If you want deal with different types of files in the map phase, you can use 
org.apache.hadoop.mapred.lib.MultipleInputs API(different input formats, 
mappers) and then the output of those mappers can same type. After map phase, 
partitioner can send the map outputs from file1 and file2(which are similar 
based on your business need) to same reducer. You can compare these in the 
reduce phase.


If you give the scenario with some more details, people maylp you better. 

Thanks
Devaraj
________________________________________
From: Stuti Awasthi [stutiawas...@hcl.com]
Sent: Wednesday, April 04, 2012 5:25 PM
To: mapreduce-user@hadoop.apache.org
Subject: RE: Calling one MR job within another MR job

Hi Ravi,

There is no job dependency so I cannot use chaining MR or JobControl as you 
suggested.
I have 2 relatively big files, I start processing with File1 as input to MR1 
job , now this processing required to find the data from File2. One way to do 
is loop through File2 and get the data. Other way to pass File2 in MR2 job for 
parallel processing.

Second option is making hinting me to call an MR2 job inside from MR1 job. I am 
sure this is the common problem that people usually face.

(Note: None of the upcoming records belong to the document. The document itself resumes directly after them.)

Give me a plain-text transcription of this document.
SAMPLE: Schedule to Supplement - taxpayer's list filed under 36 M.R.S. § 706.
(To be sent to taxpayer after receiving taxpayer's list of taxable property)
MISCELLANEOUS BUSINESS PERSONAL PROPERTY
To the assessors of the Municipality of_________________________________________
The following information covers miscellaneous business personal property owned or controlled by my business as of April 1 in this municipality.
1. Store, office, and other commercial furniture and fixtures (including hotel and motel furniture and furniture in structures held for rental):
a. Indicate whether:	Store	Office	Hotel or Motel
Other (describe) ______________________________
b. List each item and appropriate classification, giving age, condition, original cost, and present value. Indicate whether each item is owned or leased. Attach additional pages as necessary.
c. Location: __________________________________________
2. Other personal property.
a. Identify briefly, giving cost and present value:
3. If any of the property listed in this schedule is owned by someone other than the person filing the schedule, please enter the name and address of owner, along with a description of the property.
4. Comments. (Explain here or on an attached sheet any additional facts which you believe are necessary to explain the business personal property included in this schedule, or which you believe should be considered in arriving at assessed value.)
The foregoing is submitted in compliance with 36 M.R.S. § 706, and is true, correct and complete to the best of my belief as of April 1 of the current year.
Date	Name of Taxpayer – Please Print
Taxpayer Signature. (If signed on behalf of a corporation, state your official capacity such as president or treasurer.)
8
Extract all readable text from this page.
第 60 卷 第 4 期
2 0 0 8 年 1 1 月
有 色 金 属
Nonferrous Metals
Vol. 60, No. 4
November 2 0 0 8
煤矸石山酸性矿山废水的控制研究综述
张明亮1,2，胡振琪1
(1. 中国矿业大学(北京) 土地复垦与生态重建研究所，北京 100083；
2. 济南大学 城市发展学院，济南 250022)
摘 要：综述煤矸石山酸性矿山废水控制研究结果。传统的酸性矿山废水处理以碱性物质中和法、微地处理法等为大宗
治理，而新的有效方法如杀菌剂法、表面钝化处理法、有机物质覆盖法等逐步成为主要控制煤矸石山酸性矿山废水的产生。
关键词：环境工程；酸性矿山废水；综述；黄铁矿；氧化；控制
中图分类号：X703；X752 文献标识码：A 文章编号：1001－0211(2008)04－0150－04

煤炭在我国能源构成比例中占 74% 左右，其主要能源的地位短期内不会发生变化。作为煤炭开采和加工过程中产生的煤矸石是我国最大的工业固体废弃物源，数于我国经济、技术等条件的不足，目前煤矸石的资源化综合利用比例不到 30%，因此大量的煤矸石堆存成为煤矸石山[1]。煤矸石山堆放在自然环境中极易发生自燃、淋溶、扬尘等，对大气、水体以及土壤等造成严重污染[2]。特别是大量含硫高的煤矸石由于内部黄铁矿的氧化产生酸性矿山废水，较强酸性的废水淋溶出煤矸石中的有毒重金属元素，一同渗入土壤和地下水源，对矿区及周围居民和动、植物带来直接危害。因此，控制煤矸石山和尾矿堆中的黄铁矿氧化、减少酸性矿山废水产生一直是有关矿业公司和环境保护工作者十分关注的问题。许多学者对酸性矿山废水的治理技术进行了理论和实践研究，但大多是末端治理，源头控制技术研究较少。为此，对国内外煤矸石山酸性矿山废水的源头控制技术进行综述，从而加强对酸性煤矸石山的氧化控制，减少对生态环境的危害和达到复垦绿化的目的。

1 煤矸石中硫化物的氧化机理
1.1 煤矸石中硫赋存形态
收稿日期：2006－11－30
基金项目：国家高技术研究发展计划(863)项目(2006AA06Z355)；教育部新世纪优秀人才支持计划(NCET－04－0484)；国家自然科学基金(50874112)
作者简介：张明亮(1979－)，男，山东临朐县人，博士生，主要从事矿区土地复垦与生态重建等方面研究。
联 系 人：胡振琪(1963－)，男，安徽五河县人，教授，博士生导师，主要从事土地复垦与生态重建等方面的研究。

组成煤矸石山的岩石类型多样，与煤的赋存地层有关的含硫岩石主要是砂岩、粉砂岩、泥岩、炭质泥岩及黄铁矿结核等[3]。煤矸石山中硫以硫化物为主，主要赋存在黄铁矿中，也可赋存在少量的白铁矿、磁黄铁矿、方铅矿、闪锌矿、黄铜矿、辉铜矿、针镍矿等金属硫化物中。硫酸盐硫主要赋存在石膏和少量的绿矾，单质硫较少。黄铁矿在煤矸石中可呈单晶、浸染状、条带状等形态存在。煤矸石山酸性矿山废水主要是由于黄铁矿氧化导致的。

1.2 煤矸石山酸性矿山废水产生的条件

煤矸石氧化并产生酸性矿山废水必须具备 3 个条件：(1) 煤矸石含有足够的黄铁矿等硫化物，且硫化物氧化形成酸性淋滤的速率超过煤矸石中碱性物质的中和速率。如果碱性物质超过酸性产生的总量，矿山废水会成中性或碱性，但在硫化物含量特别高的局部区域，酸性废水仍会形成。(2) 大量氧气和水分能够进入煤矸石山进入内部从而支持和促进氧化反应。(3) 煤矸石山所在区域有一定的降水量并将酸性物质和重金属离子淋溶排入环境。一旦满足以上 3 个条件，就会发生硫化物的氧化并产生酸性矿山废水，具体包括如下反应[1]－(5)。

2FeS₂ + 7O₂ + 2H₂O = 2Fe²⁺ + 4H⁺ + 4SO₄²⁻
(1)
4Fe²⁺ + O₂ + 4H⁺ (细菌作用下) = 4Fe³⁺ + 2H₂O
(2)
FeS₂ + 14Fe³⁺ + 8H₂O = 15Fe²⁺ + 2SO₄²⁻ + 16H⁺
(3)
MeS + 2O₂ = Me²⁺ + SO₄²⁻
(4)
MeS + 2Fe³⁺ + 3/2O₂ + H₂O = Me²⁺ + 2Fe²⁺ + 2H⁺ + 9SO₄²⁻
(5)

What is the best way 
to resolve this  kind of issue.

Thanks

From: Ravi teja ch n v [mailto:raviteja.c...@huawei.com]
Sent: Wednesday, April 04, 2012 4:35 PM
To: mapreduce-user@hadoop.apache.org
Subject: RE: Calling one MR job within another MR job


Hi Stuti,



If you are looking for MRjob2 to run after MRjob1, ie the job dependency,

you can use JobControl API, where you can manage the dependencies.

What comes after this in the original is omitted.